This is a list of frequently asked questions (FAQ) about the InCommon Certificate Service. See the excellent CA/Browser Forum FAQ for answers to more general questions.

Table of Contents

General Questions

What is the InCommon Certificate Service?

The InCommon Certificate Service, created by and for the higher education community, provides unlimited SSL/TLS and client certificates for one low membership fee. This includes unlimited Organizational Validation (OV) SSL/TLS certificates, Extended Validation (EV) SSL/TLS certificates, client (or personal) certificates, and code-signing certificates.

Why is this program attractive to my institution?

The higher education community developed this service to reduce the cost of certificates to campuses. Because InCommon is a non-profit, community-driven organization, the program provides value and benefits to the subscribers (rather than providing profit for the certificate provider). The program offers unlimited certificates for a single annual fee, which is expected to reduce the cost of certificates for many institutions.

What is Comodo's role in this program?

Comodo is the certification authority and InCommon has contracted with Comodo for deep discounts that are made available to colleges and universities. As a commercial certification authority, Comodo has extensive knowledge of the marketplace and attractive features. Comodo has been operating a similar service with TERENA, the Trans-European Research and Education Networking Association. TERENA's positive association with Comodo, and its significant software development using the Comodo APIs, made this partnership attractive to InCommon and Internet2.

Who can subscribe to the InCommon Certificate Service?

Any higher education institution with its primary location in the United States, who qualifies for a domain in the .edu name space, may subscribe, as well as not-for-profit regional research and education networking organizations in the United States. Subscribers must be InCommon participants or must join InCommon to be eligible for the Certificate Service.

Are non-profit regional R&E networking organizations eligible?

Not-for-profit regional research and education networking organizations with primary offices in the United States that are not housed within an otherwise eligible educational institution may join this program by paying an annual fee of $2,000. No further discounts are applicable to this fee.
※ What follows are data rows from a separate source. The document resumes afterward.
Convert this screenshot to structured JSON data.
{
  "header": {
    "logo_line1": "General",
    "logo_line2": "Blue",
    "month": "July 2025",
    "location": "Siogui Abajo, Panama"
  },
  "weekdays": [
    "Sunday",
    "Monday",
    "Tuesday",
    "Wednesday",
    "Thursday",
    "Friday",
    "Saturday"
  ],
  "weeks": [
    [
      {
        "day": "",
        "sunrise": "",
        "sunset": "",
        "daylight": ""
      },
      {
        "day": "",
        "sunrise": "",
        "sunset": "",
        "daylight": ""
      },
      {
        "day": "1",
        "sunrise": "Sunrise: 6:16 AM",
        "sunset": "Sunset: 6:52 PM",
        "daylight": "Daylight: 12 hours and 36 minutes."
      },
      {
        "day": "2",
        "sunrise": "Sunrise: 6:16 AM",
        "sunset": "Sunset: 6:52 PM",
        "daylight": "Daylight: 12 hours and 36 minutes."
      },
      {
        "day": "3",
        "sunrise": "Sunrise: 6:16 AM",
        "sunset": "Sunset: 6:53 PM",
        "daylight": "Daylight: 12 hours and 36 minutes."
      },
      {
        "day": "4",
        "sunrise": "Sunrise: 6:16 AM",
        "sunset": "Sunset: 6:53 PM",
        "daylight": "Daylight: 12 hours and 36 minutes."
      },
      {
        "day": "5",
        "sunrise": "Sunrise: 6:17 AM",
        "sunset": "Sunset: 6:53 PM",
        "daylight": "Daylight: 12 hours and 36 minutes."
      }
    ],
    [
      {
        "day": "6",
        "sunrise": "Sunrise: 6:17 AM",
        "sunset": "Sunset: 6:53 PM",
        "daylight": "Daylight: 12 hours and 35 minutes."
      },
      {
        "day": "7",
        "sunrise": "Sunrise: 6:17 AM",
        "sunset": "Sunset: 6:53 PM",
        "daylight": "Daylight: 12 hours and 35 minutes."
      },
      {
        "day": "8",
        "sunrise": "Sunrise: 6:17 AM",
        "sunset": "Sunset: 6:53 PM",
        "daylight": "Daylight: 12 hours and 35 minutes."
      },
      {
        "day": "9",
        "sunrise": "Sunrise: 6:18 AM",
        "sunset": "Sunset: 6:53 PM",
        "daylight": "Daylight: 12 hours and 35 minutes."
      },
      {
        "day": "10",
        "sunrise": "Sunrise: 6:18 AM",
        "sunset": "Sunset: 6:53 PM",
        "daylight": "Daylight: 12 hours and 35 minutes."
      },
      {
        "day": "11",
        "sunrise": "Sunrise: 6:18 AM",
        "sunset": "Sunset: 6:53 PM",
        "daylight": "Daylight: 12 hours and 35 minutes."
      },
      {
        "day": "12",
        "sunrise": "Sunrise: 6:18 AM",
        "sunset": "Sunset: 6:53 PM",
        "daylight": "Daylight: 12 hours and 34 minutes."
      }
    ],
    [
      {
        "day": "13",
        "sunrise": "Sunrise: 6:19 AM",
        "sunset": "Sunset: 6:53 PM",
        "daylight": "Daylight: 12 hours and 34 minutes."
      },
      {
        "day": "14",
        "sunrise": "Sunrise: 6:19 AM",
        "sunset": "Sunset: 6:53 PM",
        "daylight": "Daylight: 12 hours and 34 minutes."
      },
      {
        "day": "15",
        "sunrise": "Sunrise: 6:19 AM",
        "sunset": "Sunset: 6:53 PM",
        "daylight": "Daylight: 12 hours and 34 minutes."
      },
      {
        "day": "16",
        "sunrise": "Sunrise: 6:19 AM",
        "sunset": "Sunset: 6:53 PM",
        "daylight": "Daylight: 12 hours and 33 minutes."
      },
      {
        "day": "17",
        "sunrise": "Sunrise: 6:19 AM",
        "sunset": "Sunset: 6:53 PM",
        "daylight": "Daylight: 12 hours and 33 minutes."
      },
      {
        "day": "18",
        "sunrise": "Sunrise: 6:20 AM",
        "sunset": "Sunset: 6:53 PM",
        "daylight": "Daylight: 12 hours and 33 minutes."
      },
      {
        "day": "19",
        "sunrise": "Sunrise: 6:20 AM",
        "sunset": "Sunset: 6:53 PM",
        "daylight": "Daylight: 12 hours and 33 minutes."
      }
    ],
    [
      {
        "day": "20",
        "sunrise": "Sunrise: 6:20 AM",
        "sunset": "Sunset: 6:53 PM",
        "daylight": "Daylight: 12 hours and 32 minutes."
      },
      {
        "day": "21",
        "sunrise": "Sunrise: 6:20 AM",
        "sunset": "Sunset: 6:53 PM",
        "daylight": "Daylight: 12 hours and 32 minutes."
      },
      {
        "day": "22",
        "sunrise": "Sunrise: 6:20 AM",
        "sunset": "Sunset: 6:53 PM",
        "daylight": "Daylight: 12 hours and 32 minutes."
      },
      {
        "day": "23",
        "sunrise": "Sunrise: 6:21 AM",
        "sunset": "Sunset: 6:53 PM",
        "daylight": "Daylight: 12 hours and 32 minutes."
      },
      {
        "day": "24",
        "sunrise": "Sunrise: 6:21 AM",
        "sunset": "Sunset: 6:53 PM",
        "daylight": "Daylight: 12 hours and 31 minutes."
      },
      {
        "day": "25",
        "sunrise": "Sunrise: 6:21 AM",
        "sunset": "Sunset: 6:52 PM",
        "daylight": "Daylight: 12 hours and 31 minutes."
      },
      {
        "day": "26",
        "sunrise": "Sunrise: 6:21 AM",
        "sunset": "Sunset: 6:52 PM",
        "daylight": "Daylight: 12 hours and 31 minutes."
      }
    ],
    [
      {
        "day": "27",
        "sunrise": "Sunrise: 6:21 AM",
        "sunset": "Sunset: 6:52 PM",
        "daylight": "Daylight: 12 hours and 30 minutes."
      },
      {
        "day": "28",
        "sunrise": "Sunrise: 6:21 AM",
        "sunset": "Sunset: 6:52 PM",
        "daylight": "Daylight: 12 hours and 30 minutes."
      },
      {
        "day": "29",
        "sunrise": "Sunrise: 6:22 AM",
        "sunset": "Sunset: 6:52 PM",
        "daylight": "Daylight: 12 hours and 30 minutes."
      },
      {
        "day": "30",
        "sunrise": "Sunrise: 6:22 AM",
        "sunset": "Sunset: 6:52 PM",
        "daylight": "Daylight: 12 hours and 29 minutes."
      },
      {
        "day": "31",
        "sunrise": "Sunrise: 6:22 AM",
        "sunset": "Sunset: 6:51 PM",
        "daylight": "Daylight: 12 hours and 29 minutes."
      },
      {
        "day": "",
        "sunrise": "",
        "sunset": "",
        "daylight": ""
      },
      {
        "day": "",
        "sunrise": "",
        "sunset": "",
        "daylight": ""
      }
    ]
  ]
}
In all cases, participation in this program is solely to allow the organization to acquire certificates for staff within that organization and for servers and services operated directly by the organization. Participation explicitly excludes the ability for the organization to issue certificates to members of the organization or to resell the service to members of the organization. This fee also applies to any non-Carnegie classified organizations who qualify for participation (i.e., organizations in the United States who currently have a .edu domain). All participating organizations must still join InCommon as is required for all participants in this program.

Can we take advantage of the Certificate Service without participating in federated identity services?

Yes. You must join InCommon but you don't need to use the federated identity services.

Is Shibboleth a requirement for using the Certificate Service?

No, but we are investigating using federated identity management to simplify access to the InCommon Certificate Manager (CM).

Why is InCommon membership required for participation?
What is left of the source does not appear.